Recent reporting by the The Athletic has alleged dramatically elevated rates of learning disability (LD) and attention deficit hyperactivity disorder (ADHD) among college athletes at the University of North Carolina, Chapel Hill, from 2004 to 2012 — rates that far exceed those found in the general population.
The sources for these allegations are UNC documents in online archives released as a result of the athletic-academic cheating scandal during the period from 1993 to 2011. We do not use the word allegation lightly. In its interim policy and procedures for responding to allegations of research misconduct (adopted September 2019), Harvard University has defined allegation to mean “a disclosure of possible research misconduct through any means of communication.”
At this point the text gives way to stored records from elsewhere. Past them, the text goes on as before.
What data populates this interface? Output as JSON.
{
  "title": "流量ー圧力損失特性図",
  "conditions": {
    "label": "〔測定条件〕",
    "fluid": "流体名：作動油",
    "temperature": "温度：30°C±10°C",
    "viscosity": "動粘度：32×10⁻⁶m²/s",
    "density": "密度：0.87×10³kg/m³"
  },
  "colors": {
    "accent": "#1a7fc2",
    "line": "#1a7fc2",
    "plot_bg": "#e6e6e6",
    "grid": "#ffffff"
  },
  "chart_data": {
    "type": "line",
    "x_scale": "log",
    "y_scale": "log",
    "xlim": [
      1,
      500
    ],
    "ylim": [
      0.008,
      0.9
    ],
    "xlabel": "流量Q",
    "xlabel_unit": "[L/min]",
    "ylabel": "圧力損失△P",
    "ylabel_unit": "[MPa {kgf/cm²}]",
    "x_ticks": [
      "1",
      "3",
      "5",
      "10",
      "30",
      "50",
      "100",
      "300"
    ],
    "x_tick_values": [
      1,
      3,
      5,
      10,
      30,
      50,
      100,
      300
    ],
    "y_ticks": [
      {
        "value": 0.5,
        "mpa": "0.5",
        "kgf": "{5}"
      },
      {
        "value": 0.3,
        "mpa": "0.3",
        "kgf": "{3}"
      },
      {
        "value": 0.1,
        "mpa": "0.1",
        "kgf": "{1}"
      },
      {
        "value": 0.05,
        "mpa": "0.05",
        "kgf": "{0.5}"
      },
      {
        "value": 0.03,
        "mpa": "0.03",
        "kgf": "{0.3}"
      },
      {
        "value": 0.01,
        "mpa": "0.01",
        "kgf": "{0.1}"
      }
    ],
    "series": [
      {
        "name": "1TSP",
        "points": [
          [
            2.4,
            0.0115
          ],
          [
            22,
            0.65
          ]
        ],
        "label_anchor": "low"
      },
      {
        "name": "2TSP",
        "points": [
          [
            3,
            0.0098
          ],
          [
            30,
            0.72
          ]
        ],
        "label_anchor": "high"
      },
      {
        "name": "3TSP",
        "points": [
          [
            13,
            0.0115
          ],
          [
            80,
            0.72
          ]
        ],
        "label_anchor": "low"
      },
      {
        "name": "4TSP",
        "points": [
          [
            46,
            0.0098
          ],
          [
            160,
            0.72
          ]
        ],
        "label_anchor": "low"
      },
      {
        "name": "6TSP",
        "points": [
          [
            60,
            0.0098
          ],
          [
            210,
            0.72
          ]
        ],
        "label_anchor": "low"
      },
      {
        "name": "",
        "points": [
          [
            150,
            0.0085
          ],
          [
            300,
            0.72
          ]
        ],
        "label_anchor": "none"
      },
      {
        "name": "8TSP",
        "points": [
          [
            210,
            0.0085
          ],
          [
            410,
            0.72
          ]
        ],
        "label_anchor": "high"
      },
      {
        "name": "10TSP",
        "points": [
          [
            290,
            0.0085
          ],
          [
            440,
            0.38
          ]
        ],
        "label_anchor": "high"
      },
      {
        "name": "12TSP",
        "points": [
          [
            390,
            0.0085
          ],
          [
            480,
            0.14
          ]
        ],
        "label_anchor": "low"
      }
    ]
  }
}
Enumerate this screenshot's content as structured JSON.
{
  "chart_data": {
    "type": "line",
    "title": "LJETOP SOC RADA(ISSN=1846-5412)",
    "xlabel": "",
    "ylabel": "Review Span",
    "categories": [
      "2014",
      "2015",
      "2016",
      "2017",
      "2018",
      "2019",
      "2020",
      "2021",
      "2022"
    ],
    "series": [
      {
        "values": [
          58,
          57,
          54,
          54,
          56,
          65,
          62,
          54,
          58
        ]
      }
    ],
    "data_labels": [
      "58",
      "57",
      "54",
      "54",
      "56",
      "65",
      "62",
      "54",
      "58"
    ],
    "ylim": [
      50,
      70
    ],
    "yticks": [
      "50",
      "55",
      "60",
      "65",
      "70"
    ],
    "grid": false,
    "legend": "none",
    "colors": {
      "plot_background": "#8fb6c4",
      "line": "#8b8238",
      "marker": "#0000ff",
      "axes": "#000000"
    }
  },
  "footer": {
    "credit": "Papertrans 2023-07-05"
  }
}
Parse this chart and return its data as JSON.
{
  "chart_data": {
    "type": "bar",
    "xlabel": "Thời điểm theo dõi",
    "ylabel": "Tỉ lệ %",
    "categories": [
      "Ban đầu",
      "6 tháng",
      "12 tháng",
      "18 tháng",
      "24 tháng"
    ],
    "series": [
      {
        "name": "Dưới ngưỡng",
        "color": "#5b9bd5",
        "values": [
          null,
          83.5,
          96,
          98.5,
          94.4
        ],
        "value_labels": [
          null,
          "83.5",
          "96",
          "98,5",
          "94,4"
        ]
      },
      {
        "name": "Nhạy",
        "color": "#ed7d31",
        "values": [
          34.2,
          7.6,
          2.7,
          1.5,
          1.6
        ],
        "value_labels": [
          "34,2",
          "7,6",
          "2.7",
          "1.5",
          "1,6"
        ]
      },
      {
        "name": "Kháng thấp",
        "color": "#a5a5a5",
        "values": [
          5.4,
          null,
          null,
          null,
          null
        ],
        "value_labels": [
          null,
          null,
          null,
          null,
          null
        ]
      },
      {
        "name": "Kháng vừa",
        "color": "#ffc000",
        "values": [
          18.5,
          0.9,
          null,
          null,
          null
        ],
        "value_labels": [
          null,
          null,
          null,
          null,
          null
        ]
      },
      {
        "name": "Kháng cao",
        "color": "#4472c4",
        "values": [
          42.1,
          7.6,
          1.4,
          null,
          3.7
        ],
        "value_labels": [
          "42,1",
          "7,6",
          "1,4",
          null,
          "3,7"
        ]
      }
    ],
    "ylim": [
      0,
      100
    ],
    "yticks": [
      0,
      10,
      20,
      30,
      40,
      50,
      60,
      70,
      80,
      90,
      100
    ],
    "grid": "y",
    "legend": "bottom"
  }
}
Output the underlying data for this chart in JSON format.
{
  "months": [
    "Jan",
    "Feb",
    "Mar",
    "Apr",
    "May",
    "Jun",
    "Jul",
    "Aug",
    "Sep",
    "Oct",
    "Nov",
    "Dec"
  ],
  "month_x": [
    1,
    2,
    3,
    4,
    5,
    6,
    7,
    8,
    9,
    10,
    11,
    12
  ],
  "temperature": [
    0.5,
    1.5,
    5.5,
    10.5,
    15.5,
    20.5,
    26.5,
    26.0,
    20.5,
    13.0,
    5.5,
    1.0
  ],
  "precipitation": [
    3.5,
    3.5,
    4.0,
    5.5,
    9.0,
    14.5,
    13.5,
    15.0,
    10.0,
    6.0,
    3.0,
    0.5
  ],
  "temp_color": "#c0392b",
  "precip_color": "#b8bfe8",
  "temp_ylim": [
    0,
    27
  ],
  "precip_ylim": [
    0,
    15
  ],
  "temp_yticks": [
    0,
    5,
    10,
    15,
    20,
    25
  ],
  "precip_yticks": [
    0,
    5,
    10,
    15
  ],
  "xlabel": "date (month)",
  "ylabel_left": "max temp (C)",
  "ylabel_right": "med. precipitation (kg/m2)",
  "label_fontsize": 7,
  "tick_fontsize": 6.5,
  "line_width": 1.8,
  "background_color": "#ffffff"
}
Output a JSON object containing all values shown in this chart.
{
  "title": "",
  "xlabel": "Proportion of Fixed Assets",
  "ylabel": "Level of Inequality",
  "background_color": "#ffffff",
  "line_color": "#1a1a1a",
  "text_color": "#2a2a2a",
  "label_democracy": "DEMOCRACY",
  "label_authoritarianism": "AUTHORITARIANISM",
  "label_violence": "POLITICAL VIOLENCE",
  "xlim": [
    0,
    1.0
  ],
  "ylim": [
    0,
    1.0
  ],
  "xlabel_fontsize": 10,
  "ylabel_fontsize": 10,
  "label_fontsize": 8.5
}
The Athletic’s reporting qualifies. The reporting was done by Armen Keteyian, investigative journalist and 11-time Emmy Award winner; documentary film-maker Andrew Muscato; Peabody award winner and veteran of CBS’ Barbara Walters show and 60 Minutes, Alan Goldberg; and award-winning investigative journalist Christian Red. It is also largely based on a peer-reviewed 2019 article by Ted Tatos and Don Comrie in the Journal of Scientific Practice and Integrity. The documentary and article are serious communications of potential scientific misconduct, failed disclosure, and striking discrepancies between peer-reviewed published research and unpublished graduate student research. Worse, the reporting leaves open the possibility that athletic department personnel sought to use LD/ADHD diagnoses to cover up the effects of recurrent head trauma among matriculating or continuing participants in high-revenue sports.
We note that while UNC administrators and researchers refused to go on the record with reporters from The Athletic, they have subsequently and strenuously denied the allegations. We note also that one hundred neuropsychologists and clinicians have written in support of UNC’s research to UNC administrative authorities. The original authors of the study have vigorously responded to UNC’s denials as well.
Most of us in reviewing these complicated allegations are in no position to evaluate the impact of LD/ADHD incidence in concussion research findings as reported by The Athletic – although it defies credulity that a reputable magazine would publish such a story without rigorous fact-checking. As college educators, however, we are sufficiently expert in teaching and academics to evaluate the numerous ways that such patterns of diagnoses might work to keep athletes eligible or allow them to play hurt. Were this pattern wider than UNC, which we fear, it would represent the profoundest abuse of our universities’ often strained offices of disability services. It would also constitute unconscionable exploitation of college athletes.